Robust Canonicalization through Bootstrapped Data Re-Alignment
Johann Schmidt, Sebastian Stober
TL;DR
This work tackles pose-induced bias in fine-grained visual classification by showing that canonicalizers trained on misaligned data are brittle. It introduces G-bootstrapping, a principled, iterative procedure that re-aligns training samples toward a unimodal canonical pose and proves variance contraction guarantees on compact groups, yielding exponential convergence. Empirically, the approach improves rotoscale robustness on FGVC benchmarks (e.g., EU-Moths and NABirds) and can match augmentation performance without requiring heavy test-time computation or highly constrained architectures. The method offers a practical route to robust geometric invariance in biodiversity monitoring and related domains, balancing flexibility and efficiency.
Abstract
Fine-grained visual classification (FGVC) tasks, such as insect and bird identification, demand sensitivity to subtle visual cues while remaining robust to spatial transformations. A key challenge is handling geometric biases and noise, such as different orientations and scales of objects. Existing remedies rely on heavy data augmentation, which demands powerful models, or on equivariant architectures, which constrain expressivity and add cost. Canonicalization offers an alternative by shielding such biases from the downstream model. In practice, such functions are often obtained using canonicalization priors, which assume aligned training data. Unfortunately, real-world datasets never fulfill this assumption, causing the obtained canonicalizer to be brittle.

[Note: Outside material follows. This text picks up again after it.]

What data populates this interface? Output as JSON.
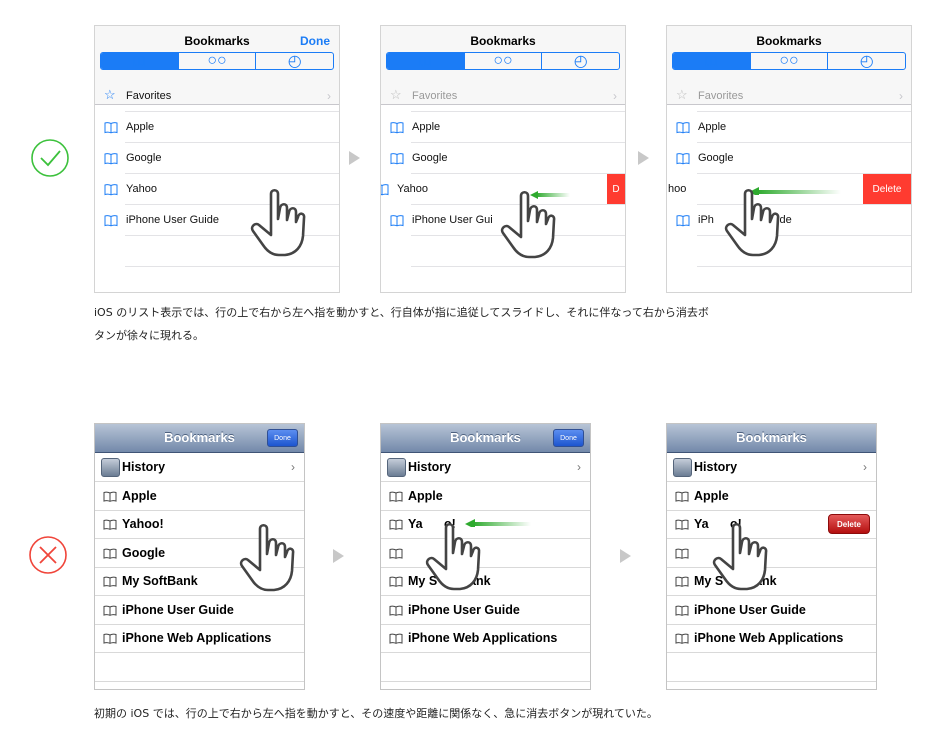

We propose a bootstrapping algorithm that iteratively re-aligns training samples by progressively reducing variance and recovering the alignment assumption. We establish convergence guarantees under mild conditions for arbitrary compact groups, and show on four FGVC benchmarks that our method consistently outperforms equivariant, and canonicalization baselines while performing on par with augmentation.